Regarding to the complementary food supplements, there was significant (p < 0.05) increase in protein content with increasing level of Moringaolifera leaf powder supplementation (table 2). This could be due to substitution effect caused by Moringa leaf powder and soybean. Abraham I. Sengev et al also reported the same effect in wheat flour and Moringa powder blended bread 14. This finding was found to be higher in protein content than that was reported by Onojo US., et al who prepared gruel from sorghum, soybean and plantain 15. It was also three fold than that was reported by M.C. Ojinnaka et al. who developed a complementary food from soybean and ginger 16. However, it was lower in protein content than that was reported by Erikhun of complementary food prepared from maize, soybean and Moringa leaf powder 17.
The ash and fat contents also increased significantly (table 2). Abraham I. Sengev et al. also reported the same effect in wheat flour and Moringa powder blended bread14. Similarly, the mineral content of the samples increased significantly (table 3). Erkihun had also reported an increase in mineral content as ratio of Moringaolifera powder increased17Beta-carotene content increased significantly (table 3).
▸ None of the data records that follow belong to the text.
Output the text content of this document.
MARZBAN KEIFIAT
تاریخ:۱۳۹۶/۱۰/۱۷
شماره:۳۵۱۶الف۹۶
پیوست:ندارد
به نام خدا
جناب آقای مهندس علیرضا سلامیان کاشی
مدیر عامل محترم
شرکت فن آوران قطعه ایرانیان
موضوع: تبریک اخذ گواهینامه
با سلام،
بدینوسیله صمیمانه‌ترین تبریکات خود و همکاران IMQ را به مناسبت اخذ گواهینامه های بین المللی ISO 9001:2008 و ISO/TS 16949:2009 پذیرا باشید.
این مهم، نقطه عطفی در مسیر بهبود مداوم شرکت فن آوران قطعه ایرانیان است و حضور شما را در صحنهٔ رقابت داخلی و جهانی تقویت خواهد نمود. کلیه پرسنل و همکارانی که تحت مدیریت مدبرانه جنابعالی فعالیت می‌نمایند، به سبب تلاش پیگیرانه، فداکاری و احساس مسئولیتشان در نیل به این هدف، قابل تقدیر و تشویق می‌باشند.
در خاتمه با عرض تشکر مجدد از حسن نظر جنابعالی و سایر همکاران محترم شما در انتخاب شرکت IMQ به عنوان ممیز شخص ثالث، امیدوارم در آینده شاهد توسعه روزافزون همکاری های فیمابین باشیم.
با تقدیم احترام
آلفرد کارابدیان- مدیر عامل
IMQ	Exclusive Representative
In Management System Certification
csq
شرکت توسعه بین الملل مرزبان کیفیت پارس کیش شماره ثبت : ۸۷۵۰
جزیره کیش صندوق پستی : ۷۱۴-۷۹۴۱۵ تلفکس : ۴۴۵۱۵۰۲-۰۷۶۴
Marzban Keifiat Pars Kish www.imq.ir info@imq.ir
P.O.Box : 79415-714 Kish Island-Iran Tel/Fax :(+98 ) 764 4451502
Nwosu Odinakachukwu I.C., et al., also reported that there was an increase in beta-carotene in the porridge prepared from maize and soybean as a control and a blend of maize, soybean and Moringaolifera powder as test diet 17. While Onojo US., et al., had reported higher than of this finding15.
In this study, the median nutritional recovery times was within the acceptable maximum international standards and indicated that children were recovered fast. Moringa leaf powder as a fortificant gave promising result in improving the protein and micronutrient content of the complementary food supplements.
Attention should be given as current anthropometric criteria might lead to early discharge of children with incomplete recovery of some nutrition parameters. Developing complementary food supplements from locally available stables fortified with nutrient rich non-conventional foods (Moringa leaf powder) is important as a strategy for effective treatment of SAM and preventing possible relapsing.
The effect of complementary food supplements in treatment of severe acute malnutrition and prevention of relapsing was not tested.
This study is the first study in the study area which developed complementary food supplements for SAM affected children using locally available stables fortified with nutrient rich non-conventional foods (i.e. Moringa leaf powder).